Le nom de tel musicien, dans son pays et la biographie de tel autre, un détail ou le titre d’un ouvrage suffisent à rappeler à chacun de nous, au hasard de ses souvenirs personnels, la poésie des lointains paysages que nous avons traversés, les allégros qui firent cortège à nos joies, les andantes mélancoliques qui endormirent nos tristesses, la sonate qu’aimait à jouer le vieil ami disparu. Voici la romance évocatrice par laquelle une voix aimée vous accueillit un beau soir ; tournez la page… et c’est le requiem qui fut chanté lorsque la voix de l’aimée s’est tue.

Que de sensations d’art revécues en feuilletant ce livre, depuis les mélodies vaporeuses des pays de brume, les concertos savants et compliqués des Allemands, les souples caprices des tziganes, la raideur aristocratique des Anglais, les sonorités larges et puissantes des Italiens, jusqu’au style à la fois simple et profond de notre clair génie français.

L’histoire de la lutherie, celle de la musique et celle des musiciens se pénètrent, s’éclairent mutuellement et demeurent unies dans ces pages, comme elles le sont en réalité dans la vie.
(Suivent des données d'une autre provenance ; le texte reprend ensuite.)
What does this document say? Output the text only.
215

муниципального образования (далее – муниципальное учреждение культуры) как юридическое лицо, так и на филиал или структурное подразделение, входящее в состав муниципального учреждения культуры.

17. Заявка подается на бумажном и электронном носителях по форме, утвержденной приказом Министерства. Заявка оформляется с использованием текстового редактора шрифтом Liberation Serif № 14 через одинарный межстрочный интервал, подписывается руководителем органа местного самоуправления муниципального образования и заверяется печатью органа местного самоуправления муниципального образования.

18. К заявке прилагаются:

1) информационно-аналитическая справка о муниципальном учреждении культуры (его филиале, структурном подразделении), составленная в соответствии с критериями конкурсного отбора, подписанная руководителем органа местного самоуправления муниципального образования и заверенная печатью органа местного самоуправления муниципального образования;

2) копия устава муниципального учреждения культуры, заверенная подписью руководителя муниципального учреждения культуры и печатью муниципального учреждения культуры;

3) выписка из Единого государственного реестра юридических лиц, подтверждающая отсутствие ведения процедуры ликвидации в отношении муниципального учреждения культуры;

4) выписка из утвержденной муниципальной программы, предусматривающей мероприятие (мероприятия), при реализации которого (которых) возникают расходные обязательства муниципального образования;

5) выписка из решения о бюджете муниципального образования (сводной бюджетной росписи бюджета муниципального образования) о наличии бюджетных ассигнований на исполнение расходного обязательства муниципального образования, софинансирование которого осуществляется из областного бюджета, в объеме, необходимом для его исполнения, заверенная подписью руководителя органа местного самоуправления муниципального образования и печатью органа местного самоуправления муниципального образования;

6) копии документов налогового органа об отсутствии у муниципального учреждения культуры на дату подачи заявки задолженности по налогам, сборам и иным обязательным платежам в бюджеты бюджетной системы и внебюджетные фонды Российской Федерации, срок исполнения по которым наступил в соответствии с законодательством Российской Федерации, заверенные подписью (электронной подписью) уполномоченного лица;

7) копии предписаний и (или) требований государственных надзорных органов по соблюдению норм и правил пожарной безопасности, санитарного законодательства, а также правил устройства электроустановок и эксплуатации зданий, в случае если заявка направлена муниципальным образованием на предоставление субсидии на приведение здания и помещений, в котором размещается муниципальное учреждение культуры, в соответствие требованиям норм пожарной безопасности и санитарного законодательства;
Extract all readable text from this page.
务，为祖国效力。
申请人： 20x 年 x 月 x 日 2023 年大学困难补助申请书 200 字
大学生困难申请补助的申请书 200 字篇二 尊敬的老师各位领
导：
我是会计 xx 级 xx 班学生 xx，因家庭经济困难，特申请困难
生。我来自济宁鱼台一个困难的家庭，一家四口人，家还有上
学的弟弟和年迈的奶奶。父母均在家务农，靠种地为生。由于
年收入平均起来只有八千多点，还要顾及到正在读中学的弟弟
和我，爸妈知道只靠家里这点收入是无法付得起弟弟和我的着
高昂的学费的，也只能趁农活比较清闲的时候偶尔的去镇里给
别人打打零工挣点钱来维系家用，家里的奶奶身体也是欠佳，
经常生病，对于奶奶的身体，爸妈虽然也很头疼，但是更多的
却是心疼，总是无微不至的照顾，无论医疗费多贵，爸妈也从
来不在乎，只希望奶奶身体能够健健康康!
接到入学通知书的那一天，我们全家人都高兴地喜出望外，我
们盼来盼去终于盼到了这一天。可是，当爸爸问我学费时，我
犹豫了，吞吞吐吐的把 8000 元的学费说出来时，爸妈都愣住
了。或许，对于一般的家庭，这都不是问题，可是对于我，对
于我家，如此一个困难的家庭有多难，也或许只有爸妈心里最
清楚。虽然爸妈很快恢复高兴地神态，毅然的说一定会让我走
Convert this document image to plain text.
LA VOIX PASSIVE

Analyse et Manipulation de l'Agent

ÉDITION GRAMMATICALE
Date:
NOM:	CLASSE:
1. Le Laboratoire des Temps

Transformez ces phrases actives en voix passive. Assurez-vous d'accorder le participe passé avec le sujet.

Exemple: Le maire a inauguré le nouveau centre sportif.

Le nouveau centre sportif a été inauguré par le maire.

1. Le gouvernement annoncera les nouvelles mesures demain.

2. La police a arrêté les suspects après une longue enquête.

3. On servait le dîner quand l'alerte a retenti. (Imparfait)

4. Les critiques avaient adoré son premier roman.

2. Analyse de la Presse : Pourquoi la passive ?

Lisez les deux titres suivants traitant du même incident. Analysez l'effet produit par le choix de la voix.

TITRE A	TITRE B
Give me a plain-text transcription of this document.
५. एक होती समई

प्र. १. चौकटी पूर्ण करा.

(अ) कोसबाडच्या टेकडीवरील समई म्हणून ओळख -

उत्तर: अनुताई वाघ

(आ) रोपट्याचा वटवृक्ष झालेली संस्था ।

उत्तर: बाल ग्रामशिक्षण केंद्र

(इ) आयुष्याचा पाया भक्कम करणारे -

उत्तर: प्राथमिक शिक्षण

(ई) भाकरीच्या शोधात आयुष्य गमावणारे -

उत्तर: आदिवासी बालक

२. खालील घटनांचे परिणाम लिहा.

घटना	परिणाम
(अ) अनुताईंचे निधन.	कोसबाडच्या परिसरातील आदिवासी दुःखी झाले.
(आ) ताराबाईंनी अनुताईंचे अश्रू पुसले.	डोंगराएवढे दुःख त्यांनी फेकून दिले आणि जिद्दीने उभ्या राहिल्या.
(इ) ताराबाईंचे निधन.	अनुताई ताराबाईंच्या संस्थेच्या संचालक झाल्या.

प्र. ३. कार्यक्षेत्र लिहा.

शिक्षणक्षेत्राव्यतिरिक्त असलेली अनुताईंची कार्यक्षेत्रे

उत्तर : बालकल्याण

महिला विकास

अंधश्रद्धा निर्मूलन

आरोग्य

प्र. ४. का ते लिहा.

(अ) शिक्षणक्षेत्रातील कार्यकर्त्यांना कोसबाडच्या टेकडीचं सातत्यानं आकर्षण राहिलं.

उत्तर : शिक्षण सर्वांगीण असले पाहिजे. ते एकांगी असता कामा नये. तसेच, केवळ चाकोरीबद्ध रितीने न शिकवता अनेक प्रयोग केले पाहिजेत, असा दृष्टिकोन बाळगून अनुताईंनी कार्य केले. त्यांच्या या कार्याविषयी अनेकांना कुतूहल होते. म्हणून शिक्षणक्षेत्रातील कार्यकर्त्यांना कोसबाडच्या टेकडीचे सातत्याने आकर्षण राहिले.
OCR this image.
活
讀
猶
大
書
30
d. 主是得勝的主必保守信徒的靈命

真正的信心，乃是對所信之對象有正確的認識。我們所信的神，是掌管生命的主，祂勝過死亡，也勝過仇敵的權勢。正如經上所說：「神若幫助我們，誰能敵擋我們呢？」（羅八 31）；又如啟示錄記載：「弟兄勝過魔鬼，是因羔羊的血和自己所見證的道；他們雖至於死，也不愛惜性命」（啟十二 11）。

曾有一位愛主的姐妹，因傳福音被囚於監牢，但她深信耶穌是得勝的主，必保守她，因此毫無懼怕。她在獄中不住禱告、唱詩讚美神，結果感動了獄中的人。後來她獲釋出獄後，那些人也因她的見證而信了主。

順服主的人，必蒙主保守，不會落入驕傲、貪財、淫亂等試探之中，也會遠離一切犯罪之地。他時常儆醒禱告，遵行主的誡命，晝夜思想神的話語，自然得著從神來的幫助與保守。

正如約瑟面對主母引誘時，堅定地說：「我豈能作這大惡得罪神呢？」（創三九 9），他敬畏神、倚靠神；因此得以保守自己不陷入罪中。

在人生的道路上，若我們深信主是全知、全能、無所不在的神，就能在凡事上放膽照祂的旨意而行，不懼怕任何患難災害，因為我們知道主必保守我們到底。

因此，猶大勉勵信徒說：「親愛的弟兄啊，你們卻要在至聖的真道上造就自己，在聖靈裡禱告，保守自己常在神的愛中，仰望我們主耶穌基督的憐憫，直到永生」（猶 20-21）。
Elles nous permettent de mieux connaître nos auteurs préférés, de savoir à quelles écoles 1ls se sont formés, de suivre les évolutions de leur art, d’avoir la liste complète de leurs œuvres et le nom des éditeurs qui peuvent procurer les morceaux.

Le violoncelle est l’ami des âmes tendres et raffinées.

Il me semble que de tous les instruments, c’est lui dont la sonorité se rapproche le plus de la voix humaine. À côté des lamentations graves du basson, des accents épiques du cor et du trombone, des chants héroïques de la clarinette, des pleurs du hautbois, des soupirs de la flûte, des traits sublimes du violon, le violoncelle berce ou traduit, de façon idéale et exquise, les mille nuances de la sensation, du sentiment ou du rêve.

Sa voix est délicate et modeste. C’est sans doute la raison pour laquelle nos historiens l’avaient jusqu’alors oubliée. Voilà une injustice qui est maintenant réparée. Les artistes et les lettrés seront unanimes pour en remercier et en féliciter les deux auteurs.